The Dunnings-Call Girl Effect
Mar. 22, 2016 (Mimesis Law) — Ingham County, Michigan’s top prosecutor, Stuart Dunnings III, 63, has been charged with fourteen misdemeanors and a felony over hundreds of alleged visits to prostitutes between 2010 and 2015.
Michigan Attorney General Bill Schuette, accompanied by Ingham County Sheriff Gene Wriggelsworth, announced the charges at a press conference held March 14. Mr. Dunnings, a Lansing Democrat who serves as the chief prosecutor of Michigan’s capital city, was arrested the same day.
The charges were filed in four courts in Ingham, Clinton and Ionia Counties. They include ten misdemeanor counts of engaging in prostitution, four misdemeanor counts of willful neglect of duty, and a felony count of pandering. Dunnings was released from Ingham County Jail on $5000 bond following arraignment in all but Clinton County. His attorney implied the charges were politically motivated.
The judges at both Ingham County courts where Mr. Dunnings faces charges have since disqualified themselves from hearing his case. Mr. Dunnings’ brother, Steven, a family law attorney, has also been charged.

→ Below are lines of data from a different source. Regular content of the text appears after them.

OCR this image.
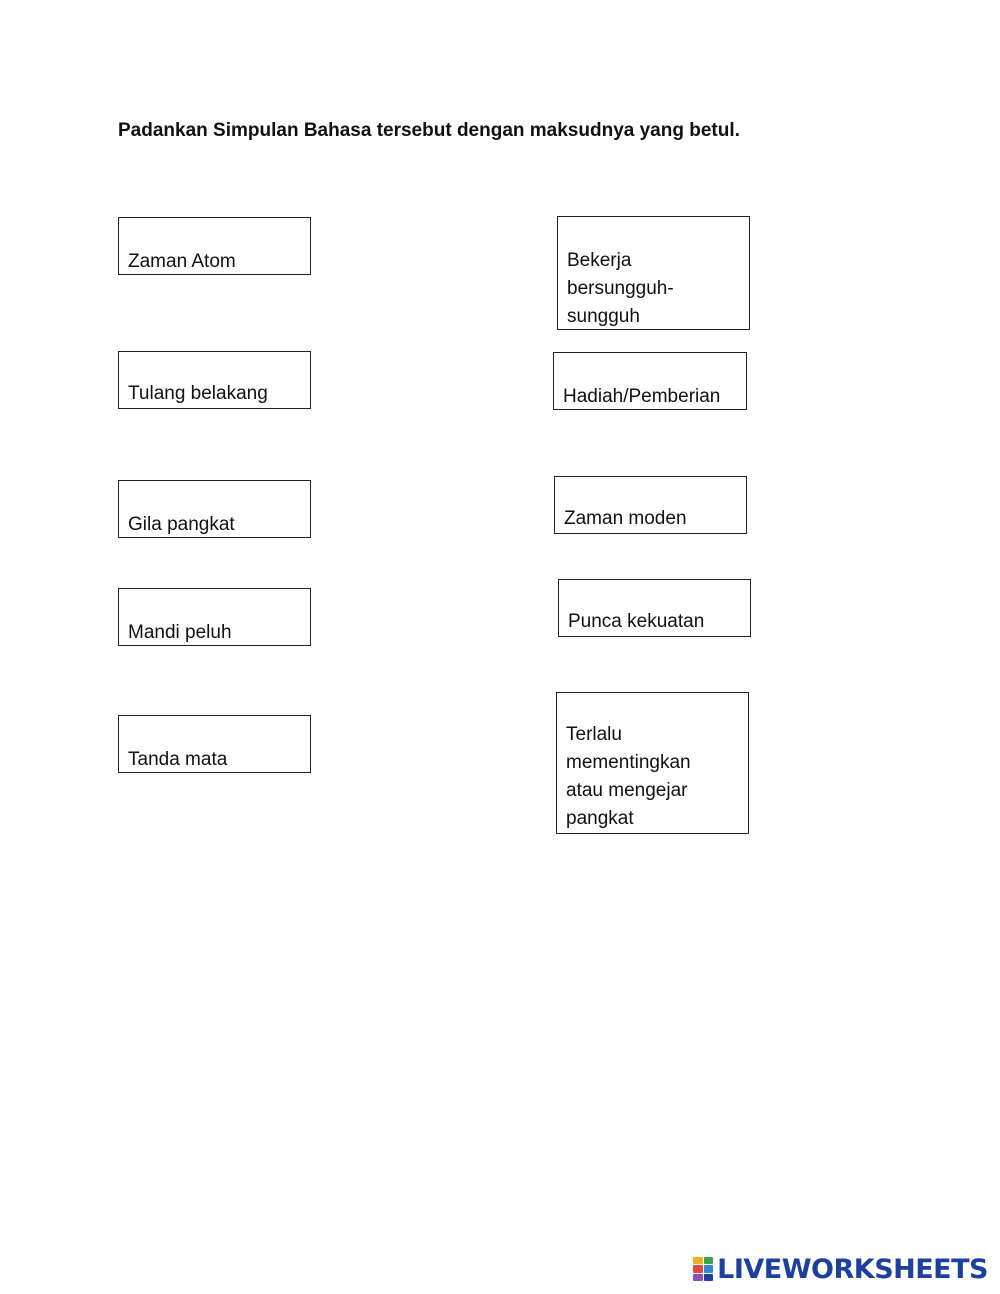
Padankan Simpulan Bahasa tersebut dengan maksudnya yang betul.

Zaman Atom

Tulang belakang

Gila pangkat

Mandi peluh

Tanda mata

Bekerja
bersungguh-
sungguh

Hadiah/Pemberian

Zaman moden
Punca kekuatan
Terlalu
mementingkan
atau mengejar
pangkat
LIVEWORKSHEETS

According to an affidavit from Ingham County Det. Amber Kenny-Hinojosa, the charges against Dunnings arose in the wake of a joint Ingham County Sheriff’s Office/FBI investigation of another Lansing resident, Tyrone Smith, suspected of running an “interstate commercial sex operation.” Mr. Smith pleaded guilty to federal sex trafficking charges in 2015.

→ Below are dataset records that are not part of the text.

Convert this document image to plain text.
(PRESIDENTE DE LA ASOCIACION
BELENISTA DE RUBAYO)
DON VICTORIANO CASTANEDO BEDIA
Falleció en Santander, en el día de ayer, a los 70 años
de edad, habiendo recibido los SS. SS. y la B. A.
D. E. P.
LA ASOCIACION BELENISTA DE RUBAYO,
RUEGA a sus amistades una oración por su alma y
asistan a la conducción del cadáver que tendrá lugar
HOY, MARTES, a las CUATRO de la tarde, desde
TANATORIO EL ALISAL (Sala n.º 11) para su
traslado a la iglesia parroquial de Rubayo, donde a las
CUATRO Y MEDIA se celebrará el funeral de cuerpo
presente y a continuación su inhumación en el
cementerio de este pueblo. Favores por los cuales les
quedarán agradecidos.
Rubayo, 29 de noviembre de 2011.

In the course of its investigation, the government identified five women (“W1” through “W5”) who, it claims, were prostitutes “associated with” Mr. Smith. Dunnings is alleged to have paid all five for sex. If anyone is thinking about hiring a prostitute, looking at massage porn may interest you, this could satisfy the need for taboo sexual acts and satisfaction instead of breaking the law.

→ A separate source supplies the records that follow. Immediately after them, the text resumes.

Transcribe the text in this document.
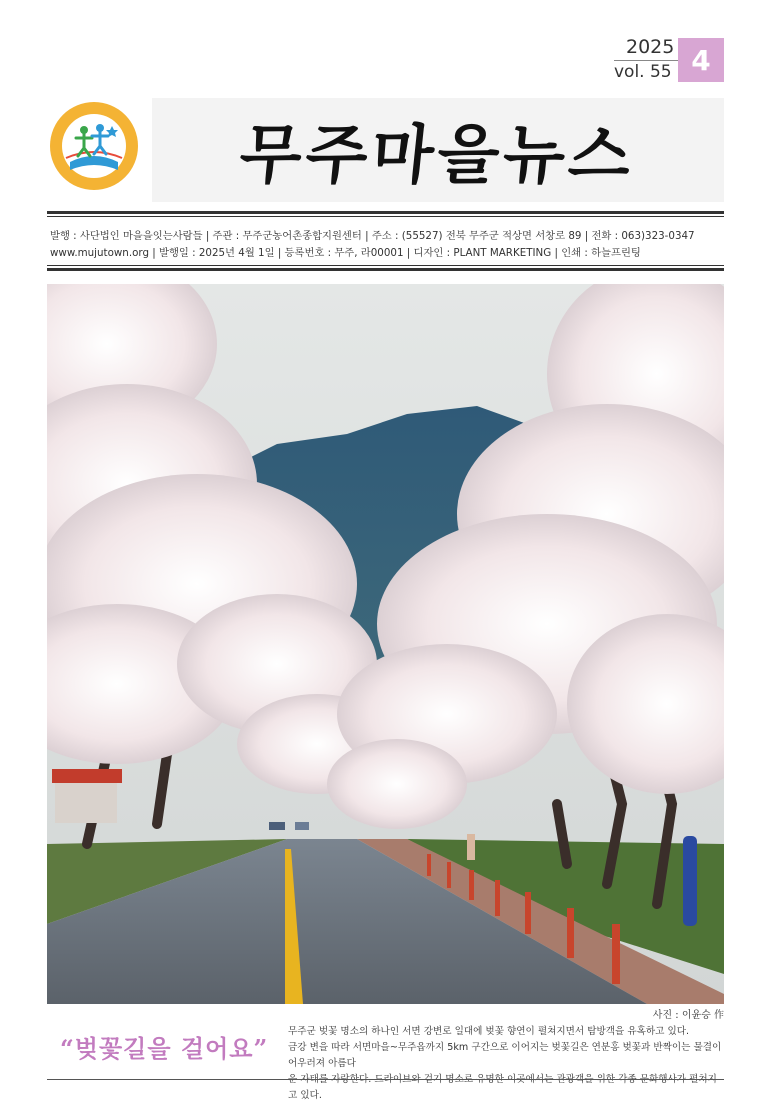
2025
vol. 55 4
무주마을뉴스
발행 : 사단법인 마을을잇는사람들 | 주관 : 무주군농어촌종합지원센터 | 주소 : (55527) 전북 무주군 적상면 서창로 89 | 전화 : 063)323-0347
www.mujutown.org | 발행일 : 2025년 4월 1일 | 등록번호 : 무주, 라00001 | 디자인 : PLANT MARKETING | 인쇄 : 하늘프린팅
사진 : 이윤승 作
“벚꽃길을 걸어요”
무주군 벚꽃 명소의 하나인 서면 강변로 일대에 벚꽃 향연이 펼쳐지면서 탐방객을 유혹하고 있다.
금강 변을 따라 서면마을~무주읍까지 5km 구간으로 이어지는 벚꽃길은 연분홍 벚꽃과 반짝이는 물결이 어우러져 아름다
고 있다.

The felony charge was for allegedly coercing a sixth woman (“W6”), who had never worked as a prostitute, into repeatedly prostituting herself with him after she sought his help in a child custody case.
According to the government, Dunnings hired prostitutes hundreds of times between 2010 and 2015, including more than 200 sessions over the course of four years with W2 alone. W2’s typical fee per session was allegedly $200. Moreover, the affidavit states Dunnings “often” met W1 for sex “as many as three or four times a week” over the course of five years. W1, like W2, was allegedly paid $200 for her services.
Dunnings, who is married, receives a salary of approximately $132,000. Taking the government’s numbers at face value, he is alleged to have spent as much as $50,000 annually on W1 and W2.
The affidavit claims two of the five prostitutes to whom Dunnings allegedly paid for sex were abused by their pimps, who are unnamed. Four are described as heroin addicts. The proportion of prostitutes with abusive pimps in the general population has been estimated at 1.5%.
Dunnings, who has been in office since 1996, is up for reelection at the end of the year; he has yet to announce his candidacy. Patrick O’Keefe, a former subordinate, filed for Dunnings’ seat after the charges were made public. Dunnings’ record speaks to his tough-on-crime image. Starting in 2001, he cracked down on prostitution in Lansing: between 2001 and 2003, his prosecutors charged repeat-offender prostitutes and Johns with 19 felonies and impounded 53 vehicles.
Decriminalization is going to make a huge difference here. There is an effort led by sex workers to decriminalize consensual erotic services http://decriminalizesexwork.com legalizing is just another form of criminization and won’t equate to labor rights and certainly won’t stop the damaging arrests. For instance, Nevada is in the top 3 states for the highest arrest rates for prostitution in the USA. Please support the case we need funding to keep pushing it to the Supreme Court. Criminalization allows for an immeasurable amount of abuse, much of it perpetrated by law enforcement and the courts. There are lots of men like Dunnings and more cops than you know like Daniel Holtzclaw and its time to take away the leverage they have which allows them to do what they do.
Dunnings is innocent until proven guilty, and I think the affidavit was written in such a way as to make him look as bad as possible. I’d be careful about taking the government’s claims at face value if I were you.
That said, I’m with you on decriminalization. If the Dunnings accusations bear out in court, there’ll be time to think about the role hypocritical agents law enforcement have to play in this mess.